Günler ve geceler akıp gitmeye başladı.
Söğüt hep gözleri kulakları açık, etrafını seyrediyor, dinliyor; bir yandan da
usul usul yapraklarını, çiçeklerini büyütüyordu. Her ne kadar uyanışları
bizimkine benzese de, ağaçlar bahar geldikten sonra geceleri uyumazlar aslında.
Ha, bir de ağaçların zamanı, bizimkinden farklıdır; aynı anda hem daha yavaş,
hem de daha hızlı akar. İlkbaharla sonbahar arası, bizler için bir gün doğumu
ve gün batımı arası neyse öyledir ağaçlar için ve bu yüzden günleri daha uzun,
zamanları daha yavaştır. Ya da günler ve geceler boyu, bir sürü göz ve bir sürü
kulakla etrafı izlerken her şeyi yavaşça, dikkatlice, hiç hareket etmeden
gözlemledikleri için daha yavaştır zamanları. Ama işte bu yavaşlık, aslında
zamanlarının bizimkinden daha hızlı da olduğunu anlamasını geciktirmişti Söğüt’ün;
bunu ancak sonbahar geldiğinde fark edebilecekti.
**
Henüz yaz sıcakları gelmeden bir gün, genç
bir kadın yanında beş, bilemedin altı yaşlarındaki çocuğuyla parka geldi. Söğüt,
kadının yüzünü görür görmez ilk defa tanıdık biriyle karşılaştığı hissine
kapıldı. Nereden tanıdığını hatırlamak için dikkatlice izlemeye devam etti.
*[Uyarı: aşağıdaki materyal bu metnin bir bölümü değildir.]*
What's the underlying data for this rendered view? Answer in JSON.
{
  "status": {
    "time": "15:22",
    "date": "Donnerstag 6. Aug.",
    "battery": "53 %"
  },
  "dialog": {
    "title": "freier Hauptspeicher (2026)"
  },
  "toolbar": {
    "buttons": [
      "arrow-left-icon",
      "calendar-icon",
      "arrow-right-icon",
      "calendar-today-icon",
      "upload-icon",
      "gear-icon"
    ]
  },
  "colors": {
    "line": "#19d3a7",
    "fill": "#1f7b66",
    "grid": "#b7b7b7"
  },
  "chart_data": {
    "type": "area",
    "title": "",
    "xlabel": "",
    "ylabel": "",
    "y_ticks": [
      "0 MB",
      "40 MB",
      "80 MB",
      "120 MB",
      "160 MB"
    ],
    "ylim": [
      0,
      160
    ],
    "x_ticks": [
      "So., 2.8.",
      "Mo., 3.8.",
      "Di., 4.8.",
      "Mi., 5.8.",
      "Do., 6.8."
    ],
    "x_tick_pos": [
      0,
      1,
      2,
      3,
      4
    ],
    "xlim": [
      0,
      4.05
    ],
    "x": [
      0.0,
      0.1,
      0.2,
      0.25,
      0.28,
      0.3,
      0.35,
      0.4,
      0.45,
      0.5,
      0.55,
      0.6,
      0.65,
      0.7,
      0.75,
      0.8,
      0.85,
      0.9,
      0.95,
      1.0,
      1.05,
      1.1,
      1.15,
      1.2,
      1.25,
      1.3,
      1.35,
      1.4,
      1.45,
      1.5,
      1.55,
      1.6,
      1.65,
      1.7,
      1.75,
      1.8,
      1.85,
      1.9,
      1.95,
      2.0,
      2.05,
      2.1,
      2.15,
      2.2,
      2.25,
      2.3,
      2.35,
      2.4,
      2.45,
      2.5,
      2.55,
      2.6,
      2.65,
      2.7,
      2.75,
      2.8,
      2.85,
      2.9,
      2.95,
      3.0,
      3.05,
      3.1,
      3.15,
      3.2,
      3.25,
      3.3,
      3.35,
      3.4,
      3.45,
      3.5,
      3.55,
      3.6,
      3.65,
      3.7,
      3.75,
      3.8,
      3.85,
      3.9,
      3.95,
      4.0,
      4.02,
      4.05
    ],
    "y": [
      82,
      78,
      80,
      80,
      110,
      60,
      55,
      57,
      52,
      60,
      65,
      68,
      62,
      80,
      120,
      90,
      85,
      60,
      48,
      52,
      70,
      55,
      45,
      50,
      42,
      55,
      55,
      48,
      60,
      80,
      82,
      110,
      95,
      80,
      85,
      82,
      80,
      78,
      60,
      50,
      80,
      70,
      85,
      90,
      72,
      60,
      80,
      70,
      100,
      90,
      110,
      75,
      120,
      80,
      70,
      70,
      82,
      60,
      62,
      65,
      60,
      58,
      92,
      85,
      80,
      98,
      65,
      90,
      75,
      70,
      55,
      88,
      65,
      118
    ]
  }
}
Önce oyuncakların olduğu tarafa gittiler, çocuk tıpkı diğerleri gibi
koşturmaya, oynamaya başladı; annesiyse kimi zaman oğlunun peşi sıra dolanıyor;
kimi zaman kenara oturup kitabına göz gezdiriyordu. Biraz zaman geçtikten sonra
annesi, çocuğun yorulmaya başladığını fark etti ve elinden tutup dinlenmek için
Söğüt’ün gölgesindeki banka yöneldi. Oyunu bölünen çocuğun biraz keyfi
kaçmıştı; ancak Söğüt’ü görmesiyle gözleri yeniden parladı ve heyecanla, “Aaa
annee baak bizim ağacımız!” diye bağırarak koşup minik kollarıyla ağacın
gövdesine sarıldı.
Ne kadar mutluydu Söğüt! Bir yandan bir
çocuğun kendisini bu denli sevmesine seviniyor, bir yandan da kadını nereden
tanıdığını hala anımsayamasa da, tanıdık birini görmüş olmanın sıcaklığını
hissediyordu. Ana-oğul, ağacın dibinde oturdular. Sahi nereden tanıyordu bu
kadını Söğüt? Ya da neden çocuk ona “bizim ağacımız” diye seslenmişti? O an,
onlarla konuşabilmeyi çok istedi. Belki onların dilini konuşamayacaktı, ama
ağaçların, tanıdıkları insanlarla, hayvanlarla iletişim kurabilmek için
yaptıkları şeyi yapacaktı. Çiçekleri o güzel kokularını salacaklar, böylece kadın,
kendisini fark edecek ve konuşmaya, nereden tanıştıklarını anlatmaya
başlayacaktı. Çiçekleri tüm güçlerini topladılar ve kendi usullerince
seslenmeye başadılar kadına. Kokuyu önce çocuk fark etti ve “Ağacımız yine mi
parfüm sıkmış anne? Geçen sene de sıkmıştı değil mi anne?” diye sordu. Annesi “Evet,”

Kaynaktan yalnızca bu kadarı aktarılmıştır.